Harry Browne, Richard Russell
January 6, 2004
Video Transcript

Host: In the course of these interviews, the analysts that we spoke to talk about the U.S. dollar being the reserve currency of the world. Now, it's important to understand what this means, because of this single fact there's so much at stake when confidence in the dollar declines, not only for the U.S. but for the entire world, who keep virtually all of their reserves in U.S. dollars. Now as confidence continues to weaken internationally in the dollar, two very serious problems could occur. One, countries may be less and less willing to finance the U.S. debt paid back by dollars coming off the printing press. Two, countries holding dollars may return or repatriate a flood of dollars back to the U.S. Now many economists feel this would contribute to a massive wave of inflation the likes of which the world has never seen. Now, it's ironic that what helped to establish the dollar as the reserve currency of the world was the fact that it was backed in part by gold. You may be familiar with the saying, "Sound as the dollar, good as gold."
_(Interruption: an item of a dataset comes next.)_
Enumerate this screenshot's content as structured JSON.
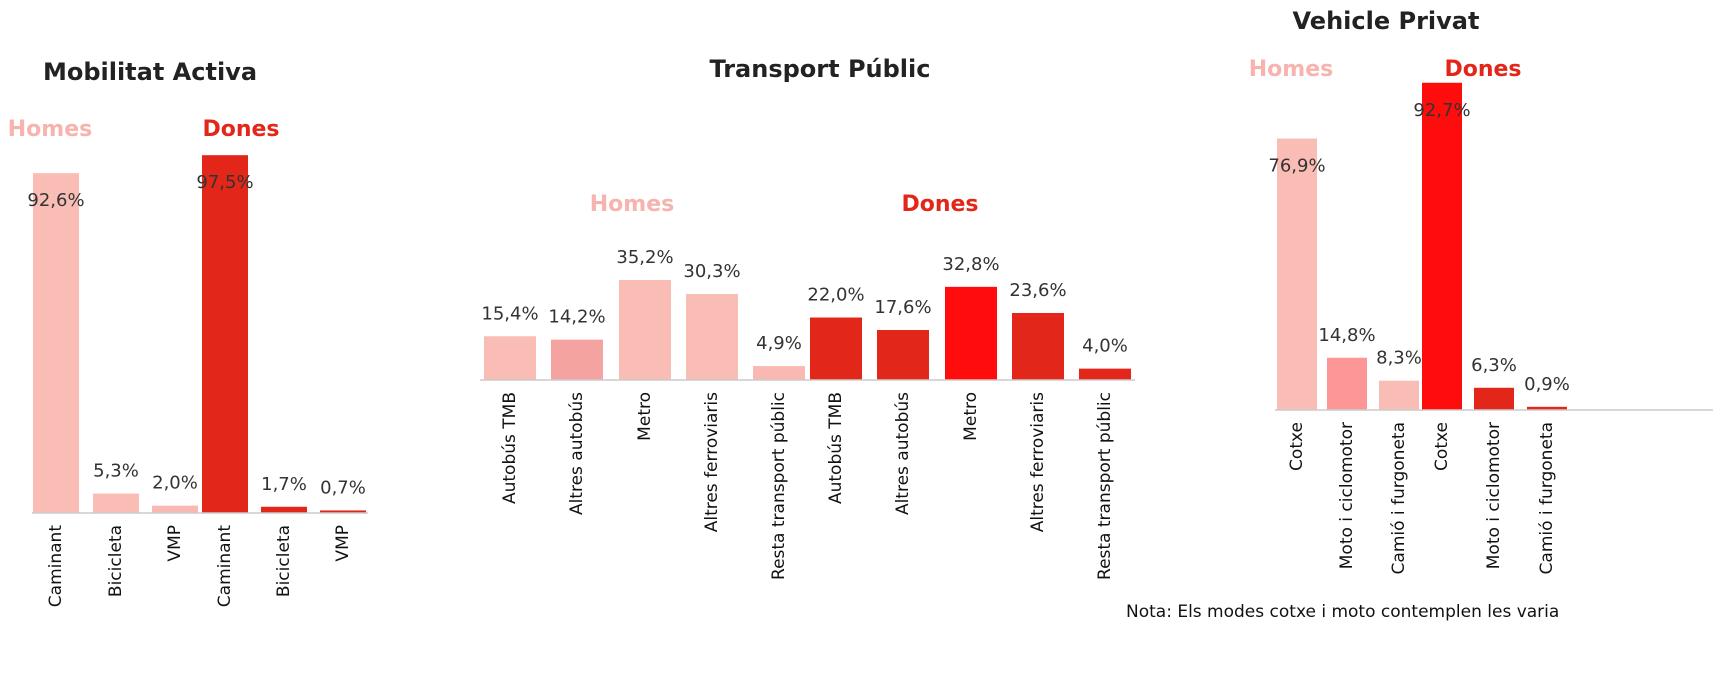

Harry Brown: It's important to realize that the dollar is the number one form of money in the world. People all over the world hold dollars for one or another reason for international trade, as a hedge against their own currencies, just a store of value, there are all kinds of reasons that people have. When they have need for something other than their own currency most people turn to the dollar as long as things are normal, but when they see inflation in the United States, not at 1% or 2%, but at 5%, 7% or 10%, they really get worried about it and a lot of the people holding dollars will then turn to the number two most popular form of money in the world and that's gold.

Richard Russell: The dollar is a reserve currency and we issue debt in our own currency. We can pay off debt just by printing money, no other country can do that, but it means that gradually other countries see what we're doing and seeing what we're getting away with and they'll start, and they are, diversifying out of dollars. We know China is doing that. We know Russia is doing that. Before long, all central banks will be diversifying out of dollars. They see the dollar as a very chancy situation.